Régnier’s life was as unusual as his fiction. He and his friend (and fellow writer) Pierre Louÿs were rivals for the affections of the same woman. Régnier married her and Louÿs promptly began an affair with her. Marie Régnier would have many offer affairs while Régnier would have a series of intense platonic relationships with married women.
Régnier was an aristocrat whose family had been ruined by the Revolution. Régnier maintained an aristocratic pose throughout his life.
This collection includes Régnier’s two most popular volumes of short fiction, La Canne de jaspe (1897) and Histoires Incertaines (1919). Translator Brian Stableford’s title for this volume, A Surfeit of Mirrors, is well chosen. Mirrors figure in just about all of Régnier’s tales. These are stories of obsessive self-analysis, of introspection taken to an extreme. Régnier’s characters are profoundly alienated from real life. They have a horror of real life and their lives are lived almost entirely internally. They are alienated from their own times as well, living in a world of the past of their own imagination.
Although not one of the characters of his stories is an artist as such art, or at least the aesthetic imagination, plays a crucial role in their lives.

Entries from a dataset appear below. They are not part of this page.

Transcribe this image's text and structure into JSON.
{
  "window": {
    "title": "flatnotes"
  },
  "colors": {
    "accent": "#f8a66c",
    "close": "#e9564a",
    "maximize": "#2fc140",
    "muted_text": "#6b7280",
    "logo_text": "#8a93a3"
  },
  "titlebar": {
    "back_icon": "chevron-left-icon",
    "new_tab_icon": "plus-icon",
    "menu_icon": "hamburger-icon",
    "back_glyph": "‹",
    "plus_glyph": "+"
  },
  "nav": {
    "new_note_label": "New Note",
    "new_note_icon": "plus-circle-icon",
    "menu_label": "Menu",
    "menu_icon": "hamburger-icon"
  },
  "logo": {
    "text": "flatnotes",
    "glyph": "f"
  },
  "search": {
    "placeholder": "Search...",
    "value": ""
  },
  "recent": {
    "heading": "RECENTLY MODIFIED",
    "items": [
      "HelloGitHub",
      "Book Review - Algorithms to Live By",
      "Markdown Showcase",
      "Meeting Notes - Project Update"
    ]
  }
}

These are stories that make no concessions to realism and many could be justly described as stories of the fantastic. There are women whose homes are taken over by centaurs, satyrs and fauns. Women and men whose lives seem to take place within mirrors, either literally or figuratively. Extraordinary things happen but we can never be sure to what extent these events take place within the imaginations of the characters.
There are hints of the supernatural but again we are dealing with people so alienated from reality that the world of the imagination is more real to them than real life.
Régnier spent a great deal of time in Venice and this city plays a key role in many of his stories. Marcelline; Or, The Fantastic Punishment is a particularly fine story about a marionette theatre with some interesting properties. It’s one of several stories that involve elements of the fantastic. The Sealed Pavilion is another excellent story with a tone of gentle melancholy and regret for the past. Many of the characters in these stories live in the past; in the case of The Glimpse the past really is alive.
The Tale of the Lady of the Seven Mirrors and The Knight Who Fell Asleep in the Snow are stories that also evoke the past and create a mood that celebrates ruin and decay.
The tone of these stories is melancholy but resigned. His characters do not love life enough to fear death.
Régnier’s tales are masterpieces of Symbolist literature and also have some affinities with decadent literature, and even the gothic.
These are exquisite little stories, strange jewels that transport the reader into a strange internal world that is more real than reality.